I can’t claim that these are the best scented candles, but I like the idea of them. The brand is called Homesick and the scents are supposed to remind you of a place.

Scent is a big thing for me, so I was thrilled when I was invited to take a smell walk in Boston. That walk focused on scent was one of the coolest things that I’ve done as a blogger.

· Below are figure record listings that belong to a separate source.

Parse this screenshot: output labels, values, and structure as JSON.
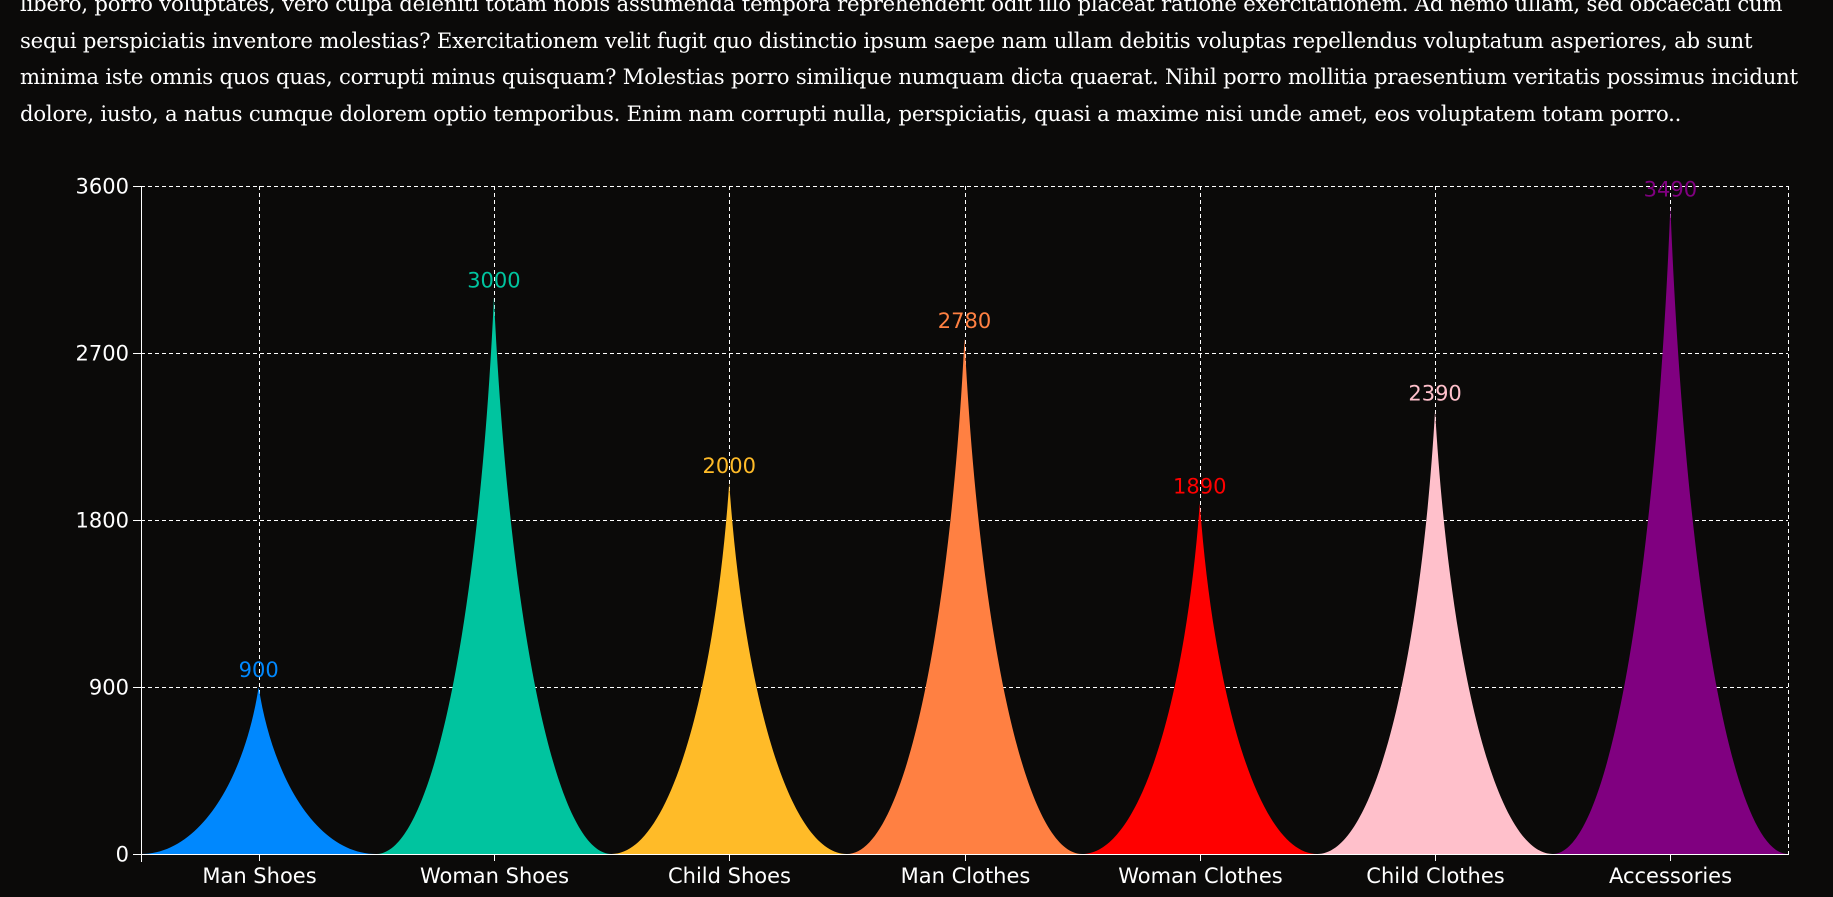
{
  "paragraph": {
    "text": "libero, porro voluptates, vero culpa deleniti totam nobis assumenda tempora reprehenderit odit illo placeat ratione exercitationem. Ad nemo ullam, sed obcaecati cum sequi perspiciatis inventore molestias? Exercitationem velit fugit quo distinctio ipsum saepe nam ullam debitis voluptas repellendus voluptatum asperiores, ab sunt minima iste omnis quos quas, corrupti minus quisquam? Molestias porro similique numquam dicta quaerat. Nihil porro mollitia praesentium veritatis possimus incidunt dolore, iusto, a natus cumque dolorem optio temporibus. Enim nam corrupti nulla, perspiciatis, quasi a maxime nisi unde amet, eos voluptatem totam porro.."
  },
  "chart_data": {
    "type": "bar",
    "bar_shape": "pyramid",
    "categories": [
      "Man Shoes",
      "Woman Shoes",
      "Child Shoes",
      "Man Clothes",
      "Woman Clothes",
      "Child Clothes",
      "Accessories"
    ],
    "values": [
      900,
      3000,
      2000,
      2780,
      1890,
      2390,
      3490
    ],
    "value_labels": [
      "900",
      "3000",
      "2000",
      "2780",
      "1890",
      "2390",
      "3490"
    ],
    "colors": [
      "#0088fe",
      "#00c49f",
      "#ffbb28",
      "#ff8042",
      "#ff0000",
      "#ffc0cb",
      "#800080"
    ],
    "y_ticks": [
      0,
      900,
      1800,
      2700,
      3600
    ],
    "y_tick_labels": [
      "0",
      "900",
      "1800",
      "2700",
      "3600"
    ],
    "ylim": [
      0,
      3600
    ],
    "grid": true,
    "grid_style": "dashed",
    "title": "",
    "xlabel": "",
    "ylabel": ""
  }
}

The Boston candle is described as “Fall days spent wandering the cobblestone streets. Notes of spiced tea with clove and orange capture the City on a Hill.”

There are a few more city candles and state candles too. I think these would make a great gift. To wind up this roundup, here are the descriptions of the scents for each of the New England states.

Connecticut: “Warm-baked pies fragrant of nutmeg, clove and lemon. Eucalyptus and oakmoss evoke memories of brisk fall afternoons spent outside.”

Maine: “Reminiscent of wild Maine blueberries and lavender fields. Woody notes of cedarwood and patchouli balanced with a floral bouquet.”

Massachusetts: “Apple cider, simmering coffee, and just-baked donuts. Sweet hints of tonka bean are balanced by spicy cinnamon and a touch of fragrant clove.”

New Hampshire: “Cozy up with a cup of hot apple cider. Autumn days spent outside with views of foliage and the sweet smell of vanilla in the air.”

Rhode Island: “An afternoon on the Cliff Walk with hot apple cider and cozy sweaters to keep warm. The rolling tides carry the sweet and spicy scents of fall.”

Vermont: “Vibrant foliage covers the rolling hills of the Green Mountain State. Scents of cinnamon and apple pie blend with decadent maple syrup.”